The effect of effusion induced hydrogen instability of the superinsulation is the appearance of pressure oscillations of residual hydrogen medium in the vacuum space of the superinsulation caused by adsorption-desorption processes on metallised surfaces of the superinsulation. The genesis of these processes is caused by the occurance and the destruction of the surface states. The fluctuations of the residual hydrogen concentration can be described in the terms of birth-death processes [40]. The increase of the concentration of ionised oxygen and water in residual hydrogen medium up to the optimal level contributes to the appearance of hydrogen adsorption centres. With the water concentration in the residual atmosphere medium being increased, the destruction of these adsorption centres is observed. The desorption mechanism may be as follows: 1) surface exciton excitation, 2) volumetric exciton migration to the sample surface, 3) recombination processes of charging centres on the dispersoid surface of the SVHI dimension-quantised film.

When an effusive leak is available in the casing, the water concentration variation in the residual medium is symbate to the relative humidity variation in the ambient air [31]. The water amount being excessive in respect to the oscillatory process cycle in question is being frozen out on colder SVHI screens due to thermodiffusion through the porous screen frame.

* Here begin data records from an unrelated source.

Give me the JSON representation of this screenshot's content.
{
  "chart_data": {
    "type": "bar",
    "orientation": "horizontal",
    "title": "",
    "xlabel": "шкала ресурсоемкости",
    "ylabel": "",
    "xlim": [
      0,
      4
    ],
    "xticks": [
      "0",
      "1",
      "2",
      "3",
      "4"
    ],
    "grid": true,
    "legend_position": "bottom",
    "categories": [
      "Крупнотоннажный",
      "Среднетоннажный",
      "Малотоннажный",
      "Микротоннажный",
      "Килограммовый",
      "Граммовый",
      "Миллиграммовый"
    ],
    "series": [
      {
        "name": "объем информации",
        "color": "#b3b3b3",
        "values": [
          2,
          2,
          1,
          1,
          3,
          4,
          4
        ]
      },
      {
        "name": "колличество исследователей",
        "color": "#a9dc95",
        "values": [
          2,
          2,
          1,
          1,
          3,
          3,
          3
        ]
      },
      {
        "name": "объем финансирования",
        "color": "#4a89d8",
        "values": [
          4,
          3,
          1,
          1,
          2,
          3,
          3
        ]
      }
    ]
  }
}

8.1. EFFECT OF EFFUSION INDUCED HEAT CONDUCTION INSTABILITY OF THE SUPERINSULATION IN CRYOGENIC AND VACUUM FACILITIES (EIHCIS-EFFECT)

The effect is the appearance of heat conduction oscillations of the heat insulation being determined by the hydrogen concentration variations.

The hydrogen concentration in the residual medium changing in the EIHIS effect process dynamics is considered as a "thermal bridge" [6] carrying out the periodic switching of the heat flow from the cryogenic reservoir casing to the wall of the cryogenic reservoir vessel and, consequently, to the cryogenic liquid.